Credit…Pool photo by Sergei Bobylev

Senior officials from Russia and China have agreed to carry out more joint military exercises and enhance defense cooperation, according to statements on Monday, signaling that whatever misgivings Beijing may have over the war in Ukraine, the nations’ strategic partnership was only growing closer.

Nikolai P. Patrushev, the leader of Russia’s Security Council, and China’s top diplomat, Yang Jiechi, held a meeting in southeastern Fujian Province where they agreed to conduct more joint military drills and patrols and to strengthen coordination between their countries’ defense officials, according to the Russian agency’s statement.

“The two countries continue to deepen strategic coordination, always firmly support each other on issues concerning each other’s core interests and major concerns,” China’s Ministry of Foreign Affairs said in a summary of the meeting.

The visit came days after President Vladimir V. Putin met in Uzbekistan with Xi Jinping, the Chinese leader, and acknowledged afterward that China had “questions and concerns” about the situation in Ukraine. That cryptic admission prompted some analysts to conclude that despite public pronouncements that the nations’ friendship had “no limits,” Mr. Xi’s support for Mr. Putin was not unconditional.

Though Mr. Xi did not publicly refer to the situation in Ukraine during the meeting in Uzbekistan, he said that China was “willing to work with Russia to demonstrate the responsibility of a major country, play a leading role and inject stability into a turbulent world,” according to a Chinese government statement. Some experts said the statement sounded like a rebuke to Moscow for creating instability with its invasion.

Neither side pointed to any such differences following the meeting between top officials on Monday.

Mr. Yang emphasized the relationship between Mr. Xi and Mr. Putin, adding, “The leadership of the heads of state is the fundamental guarantee for the stability and long-term vitality of bilateral relations.”

Speaking in Fujian, Mr.
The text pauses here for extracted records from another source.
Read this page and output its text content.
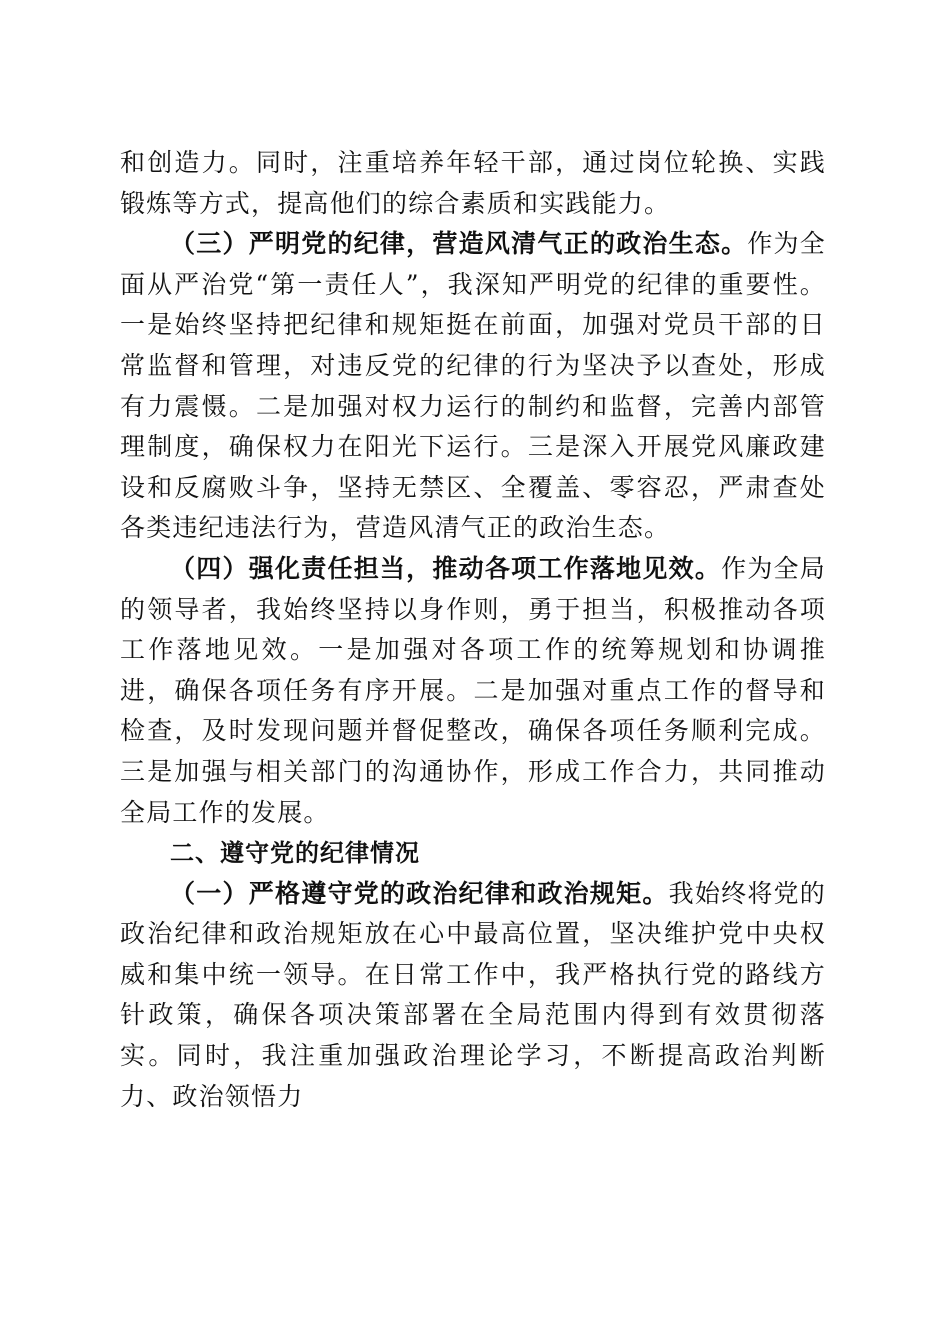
和创造力。同时，注重培养年轻干部，通过岗位轮换、实践锻炼等方式，提高他们的综合素质和实践能力。

（三）严明党的纪律，营造风清气正的政治生态。作为全面从严治党“第一责任人”，我深知严明党的纪律的重要性。一是始终坚持把纪律和规矩挺在前面，加强对党员干部的日常监督和管理，对违反党的纪律的行为坚决予以查处，形成有力震慑。二是加强对权力运行的制约和监督，完善内部管理制度，确保权力在阳光下运行。三是深入开展党风廉政建设和反腐败斗争，坚持无禁区、全覆盖、零容忍，严肃查处各类违纪违法行为，营造风清气正的政治生态。

（四）强化责任担当，推动各项工作落地见效。作为全局的领导者，我始终坚持以身作则，勇于担当，积极推动各项工作落地见效。一是加强对各项工作的统筹规划和协调推进，确保各项任务有序开展。二是加强对重点工作的督导和检查，及时发现问题并督促整改，确保各项任务顺利完成。三是加强与相关部门的沟通协作，形成工作合力，共同推动全局工作的发展。

二、遵守党的纪律情况

（一）严格遵守党的政治纪律和政治规矩。我始终将党的政治纪律和政治规矩放在心中最高位置，坚决维护党中央权威和集中统一领导。在日常工作中，我严格执行党的路线方针政策，确保各项决策部署在全局范围内得到有效贯彻落实。同时，我注重加强政治理论学习，不断提高政治判断力、政治领悟力
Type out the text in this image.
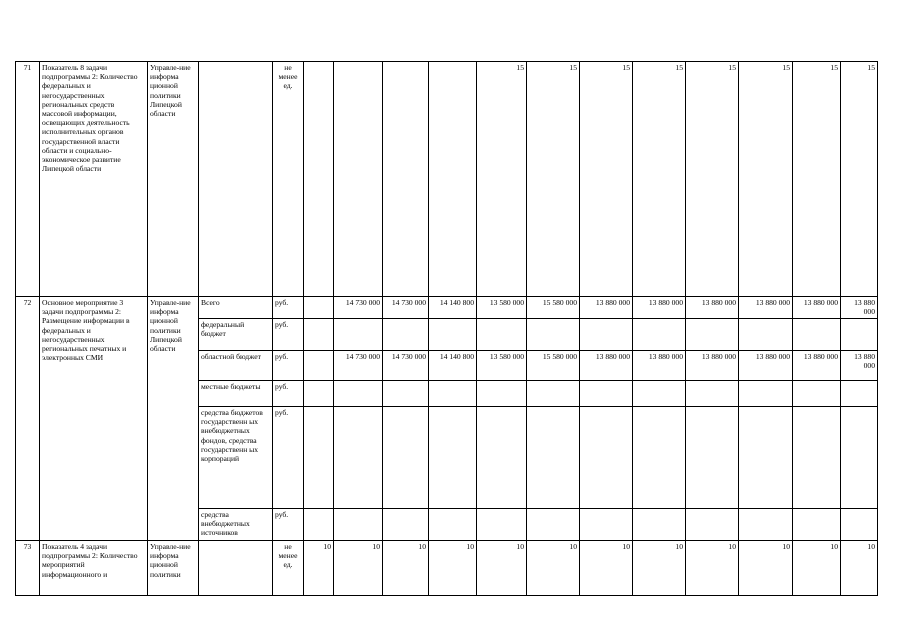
71	Показатель 8 задачи подпрограммы 2: Количество федеральных и негосударственных региональных средств массовой информации, освещающих деятельность исполнительных органов государственной власти области и социально-экономическое развитие Липецкой области	Управле-ние информа ционной политики Липецкой области		не менее ед.					15	15	15	15	15	15	15	15
72	Основное мероприятие 3 задачи подпрограммы 2: Размещение информации в федеральных и негосударственных региональных печатных и электронных СМИ	Управле-ние информа ционной политики Липецкой области	Всего	руб.		14 730 000	14 730 000	14 140 800	13 580 000	15 580 000	13 880 000	13 880 000	13 880 000	13 880 000	13 880 000	13 880 000
			федеральный бюджет	руб.												
			областной бюджет	руб.		14 730 000	14 730 000	14 140 800	13 580 000	15 580 000	13 880 000	13 880 000	13 880 000	13 880 000	13 880 000	13 880 000
			местные бюджеты	руб.												
			средства бюджетов государственн ых внебюджетных фондов, средства государственн ых корпораций	руб.												
			средства внебюджетных источников	руб.												
73	Показатель 4 задачи подпрограммы 2: Количество мероприятий информационного и	Управле-ние информа ционной политики		не менее ед.	10	10	10	10	10	10	10	10	10	10	10	10
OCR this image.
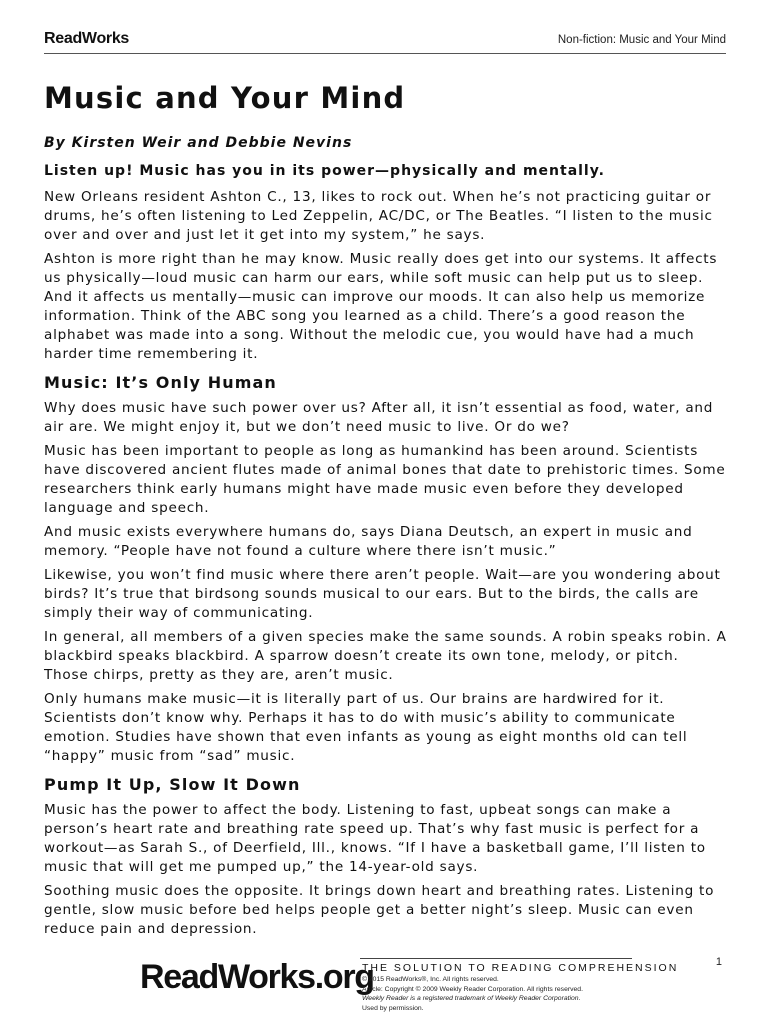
ReadWorks	Non-fiction: Music and Your Mind
Music and Your Mind

By Kirsten Weir and Debbie Nevins

Listen up! Music has you in its power—physically and mentally.

New Orleans resident Ashton C., 13, likes to rock out. When he’s not practicing guitar or drums, he’s often listening to Led Zeppelin, AC/DC, or The Beatles. “I listen to the music over and over and just let it get into my system,” he says.

Ashton is more right than he may know. Music really does get into our systems. It affects us physically—loud music can harm our ears, while soft music can help put us to sleep. And it affects us mentally—music can improve our moods. It can also help us memorize information. Think of the ABC song you learned as a child. There’s a good reason the alphabet was made into a song. Without the melodic cue, you would have had a much harder time remembering it.

Music: It’s Only Human

Why does music have such power over us? After all, it isn’t essential as food, water, and air are. We might enjoy it, but we don’t need music to live. Or do we?

Music has been important to people as long as humankind has been around. Scientists have discovered ancient flutes made of animal bones that date to prehistoric times. Some researchers think early humans might have made music even before they developed language and speech.

And music exists everywhere humans do, says Diana Deutsch, an expert in music and memory. “People have not found a culture where there isn’t music.”

Likewise, you won’t find music where there aren’t people. Wait—are you wondering about birds? It’s true that birdsong sounds musical to our ears. But to the birds, the calls are simply their way of communicating.

In general, all members of a given species make the same sounds. A robin speaks robin. A blackbird speaks blackbird. A sparrow doesn’t create its own tone, melody, or pitch. Those chirps, pretty as they are, aren’t music.

Only humans make music—it is literally part of us. Our brains are hardwired for it. Scientists don’t know why. Perhaps it has to do with music’s ability to communicate emotion. Studies have shown that even infants as young as eight months old can tell “happy” music from “sad” music.

Pump It Up, Slow It Down

Music has the power to affect the body. Listening to fast, upbeat songs can make a person’s heart rate and breathing rate speed up. That’s why fast music is perfect for a workout—as Sarah S., of Deerfield, Ill., knows. “If I have a basketball game, I’ll listen to music that will get me pumped up,” the 14-year-old says.

Soothing music does the opposite. It brings down heart and breathing rates. Listening to gentle, slow music before bed helps people get a better night’s sleep. Music can even reduce pain and depression.

1
ReadWorks.org
THE SOLUTION TO READING COMPREHENSION
© 2015 ReadWorks®, Inc. All rights reserved.
Article: Copyright © 2009 Weekly Reader Corporation. All rights reserved.
Weekly Reader is a registered trademark of Weekly Reader Corporation.
Used by permission.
Patrushev said, “The cooperation between Russia and China in the security field has deep historic roots.”

“In the current conditions, our countries must express an even better readiness for mutual support and development of cooperation,” said Mr. Patrushev, according to Interfax, a Russian news agency. Mr. Patrushev also met with Wang Xiaohong, a senior Chinese security official.

Mr. Putin’s invasion of Ukraine has complicated China’s balancing act between Russia and the West. China has provided a lifeline to Russia, largely mitigating the effect of Western sanctions that have curtailed Russia’s energy exports and halted its industrial cooperation with developed countries.

This year, trade between Russia and China has increased by more than a quarter, and China agreed to work on a major gas pipeline project via Mongolia that could offset Russia’s cutoff from the European energy market.

At the same time, however, China has been careful not to run afoul of its Western trading partners. It has not shipped weapons to Russia, which has instead turned to suppliers including Iran and North Korea, according to U.S. officials, and it has done little to help Moscow circumvent sanctions that prevent it from importing advanced Western technology.

Russia’s foreign minister, Sergey V. Lavrov, said that Russian and Chinese officials would coordinate closely at the United Nations General Assembly in New York this week.